For years men have argued that size matters. Well, some of us anyway. Bigger has always been better, from value meals to SUV’s. Duke’s women’s basketball coach doesn’t think so however, at least in terms of the basketball. After a loss to Florida State University, it was discovered that the girls spent the first half playing with a man’s ball. And in Duke’s case, missing most every shot they took. Now, Duke’s coach wants to appeal the loss. Apparently, she doesn’t like the idea that her team was playing with a man’s ball, if only for a half. Check this out.
Duke and Florida State women’s basketball played the entire first half of their recent matchup with a men’s ball, according to Blue Devils’ head coach Kara Lawson.
It’s been nearly a week since the contest, but Lawson is still frustrated by the situation.
Following Duke’s win over Pitt on Thursday night, Lawson ended her press conference by speaking about the ball error during her team’s loss at FSU this past Sunday.
“This would never happen in a men’s game. This would never happen,” Lawson said. “It’s embarrassing for our sport.”
How in the hell can there be a "womens" basketball when a man and a woman are indistinguishable?https://t.co/lQqtpaIKRP
— Agent 86 (@abearze34) February 3, 2023
Lawson has a point. While it is embarrassing enough that the girls, who clamor for equal airtime, and in the pro ranks equal pay have to play with a smaller ball to accommodate their smaller hands, but no one thought to check the equipment and make sure it was an actual ladies ball, and not the kind you find on most college campuses. We are talking about an actual basketball. Perhaps the balls should be striped, or have “Nerf” or “Fischer Price” written on them? Just a thought. An error like that would never be made in a men’s game, and it’s unfortunate that Duke and Florida State had to deal with bigger balls. The measurements are subtle, but the women’s ball is smaller and easier to grip.
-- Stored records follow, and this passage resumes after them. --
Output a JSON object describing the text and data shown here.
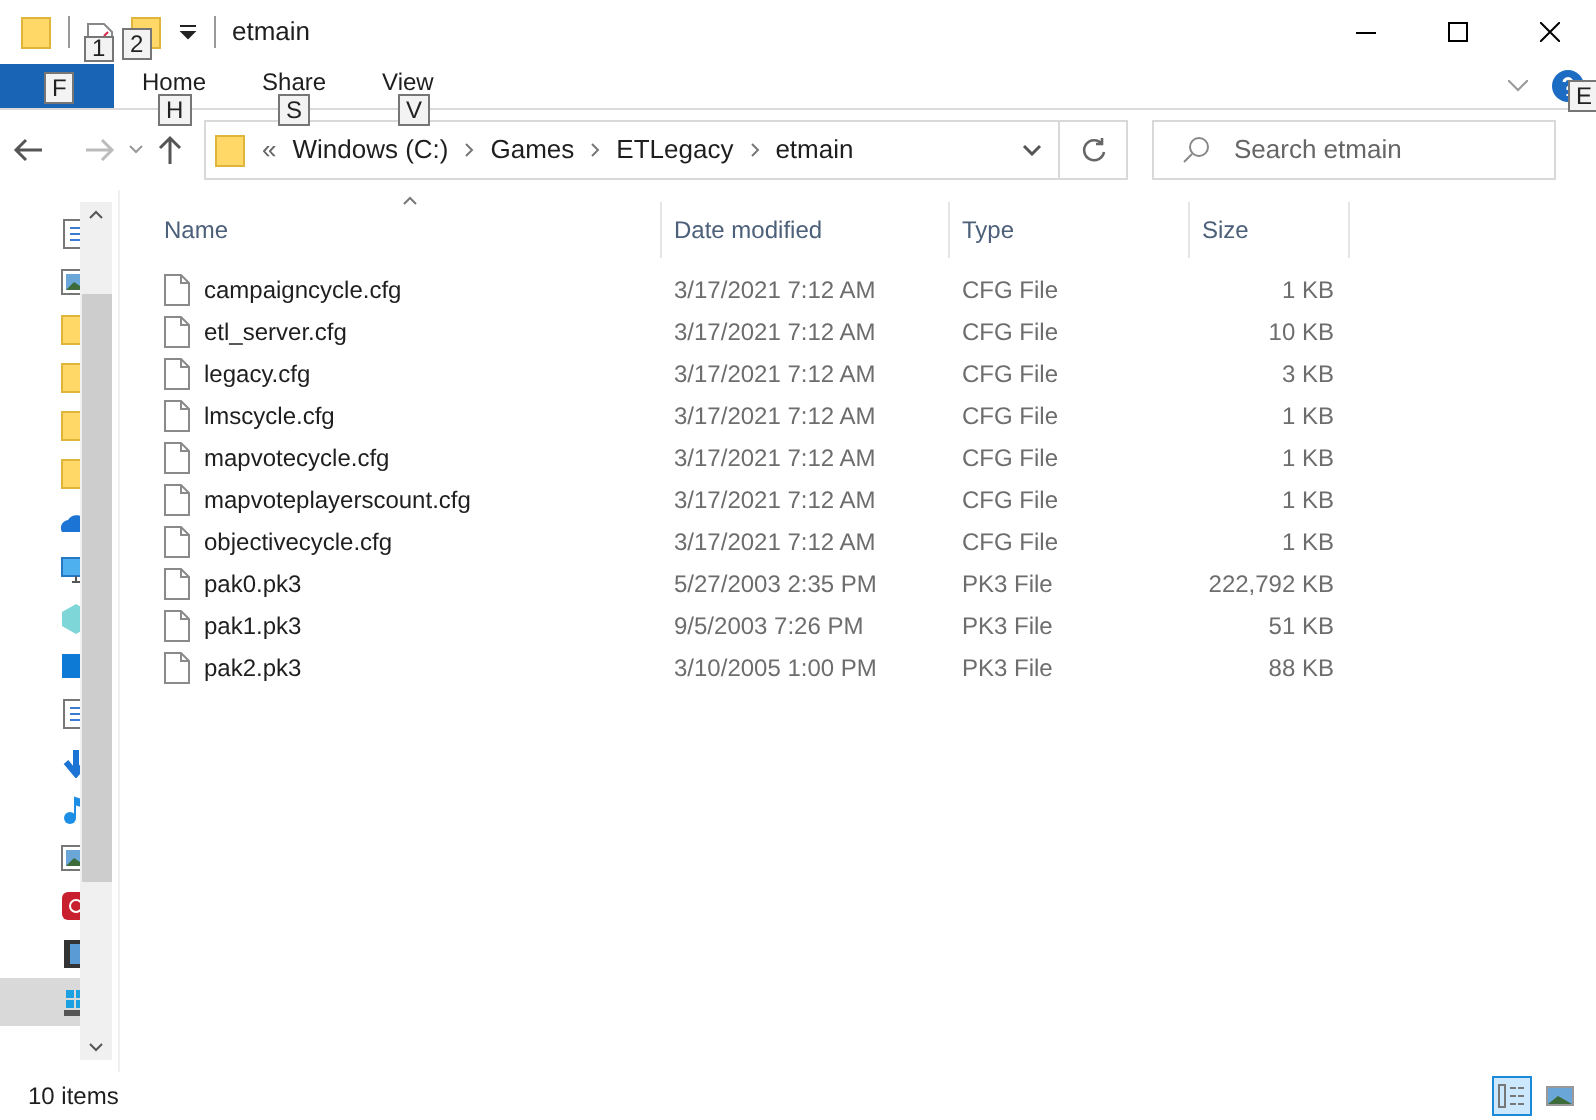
{
  "window": {
    "title": "etmain"
  },
  "quick_access_keytips": [
    "1",
    "2"
  ],
  "ribbon": {
    "tabs": [
      {
        "keytip": "F",
        "selected": true
      },
      {
        "label": "Home",
        "keytip": "H",
        "selected": false
      },
      {
        "label": "Share",
        "keytip": "S",
        "selected": false
      },
      {
        "label": "View",
        "keytip": "V",
        "selected": false
      }
    ],
    "help_keytip": "E"
  },
  "address_bar": {
    "overflow": "«",
    "path": [
      "Windows (C:)",
      "Games",
      "ETLegacy",
      "etmain"
    ]
  },
  "search": {
    "placeholder": "Search etmain"
  },
  "nav_pane": {
    "items": [
      {
        "kind": "document",
        "selected": false
      },
      {
        "kind": "image",
        "selected": false
      },
      {
        "kind": "folder",
        "selected": false
      },
      {
        "kind": "folder",
        "selected": false
      },
      {
        "kind": "folder",
        "selected": false
      },
      {
        "kind": "folder",
        "selected": false
      },
      {
        "kind": "cloud",
        "selected": false
      },
      {
        "kind": "computer",
        "selected": false
      },
      {
        "kind": "cube",
        "selected": false
      },
      {
        "kind": "desktop",
        "selected": false
      },
      {
        "kind": "document",
        "selected": false
      },
      {
        "kind": "download",
        "selected": false
      },
      {
        "kind": "music",
        "selected": false
      },
      {
        "kind": "image",
        "selected": false
      },
      {
        "kind": "app",
        "selected": false
      },
      {
        "kind": "video",
        "selected": false
      },
      {
        "kind": "drive",
        "selected": true
      }
    ]
  },
  "table": {
    "columns": [
      "Name",
      "Date modified",
      "Type",
      "Size"
    ],
    "rows": [
      {
        "name": "campaigncycle.cfg",
        "date": "3/17/2021 7:12 AM",
        "type": "CFG File",
        "size": "1 KB"
      },
      {
        "name": "etl_server.cfg",
        "date": "3/17/2021 7:12 AM",
        "type": "CFG File",
        "size": "10 KB"
      },
      {
        "name": "legacy.cfg",
        "date": "3/17/2021 7:12 AM",
        "type": "CFG File",
        "size": "3 KB"
      },
      {
        "name": "lmscycle.cfg",
        "date": "3/17/2021 7:12 AM",
        "type": "CFG File",
        "size": "1 KB"
      },
      {
        "name": "mapvotecycle.cfg",
        "date": "3/17/2021 7:12 AM",
        "type": "CFG File",
        "size": "1 KB"
      },
      {
        "name": "mapvoteplayerscount.cfg",
        "date": "3/17/2021 7:12 AM",
        "type": "CFG File",
        "size": "1 KB"
      },
      {
        "name": "objectivecycle.cfg",
        "date": "3/17/2021 7:12 AM",
        "type": "CFG File",
        "size": "1 KB"
      },
      {
        "name": "pak0.pk3",
        "date": "5/27/2003 2:35 PM",
        "type": "PK3 File",
        "size": "222,792 KB"
      },
      {
        "name": "pak1.pk3",
        "date": "9/5/2003 7:26 PM",
        "type": "PK3 File",
        "size": "51 KB"
      },
      {
        "name": "pak2.pk3",
        "date": "3/10/2005 1:00 PM",
        "type": "PK3 File",
        "size": "88 KB"
      }
    ]
  },
  "status_bar": {
    "count": "10 items",
    "view_buttons": [
      {
        "kind": "details",
        "selected": true
      },
      {
        "kind": "thumbnails",
        "selected": false
      }
    ]
  }
}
The only problem with Lawson’s gripe is both teams had to play with the big ball, and Florida State didn’t seem to be affected.
It’s not so easy to guard Jade Williams Duke womens basketball 🏀 pic.twitter.com/pTkDbE7LOq
— Kelly (@Williamskidmom) October 12, 2017
The wrong-sized ball was discovered at halftime after Duke went just 7-for-34 from the field in the opening half. A Duke assistant went to check on the ball at the scorer’s table, which is when game officials changed the ball to start the second half.
Lawson told the media that she wanted to appeal the game, but the conference wouldn’t let her.
She understands that both team’s played with the exact same ball in the first half, which FSU led 30-22 at the break, but then made the ‘what if’ argument if the proper-sized ball was used throughout the game.
“Let me be clear: Florida State beat us,” Lawson said. “They beat us playing with a men’s ball in the first half and a women’s ball in the second half. But I can’t say if we’d have played with a women’s ball in the first half and the second half that we would have won. But they can’t say that, either.”
It is surprising that none of the players noticed the difference. Even though these girls handle balls on a daily basis, the subtle difference in diameter and weight should have been noticed. Then again, unlike Pride month, you don’t expect to have the wrong equipment either. The circumference of a men’s ball is one inch larger than a women’s ball, plus it weighs two ounces more than the ball. It is certainly a bad look for a sport that is constantly being propped up and pushed by ESPN despite no real interest from the sports consuming public. Women’s basketball struggles at all levels with interest and attendance, and playing a half with the wrong ball only makes the sport look more ridiculous.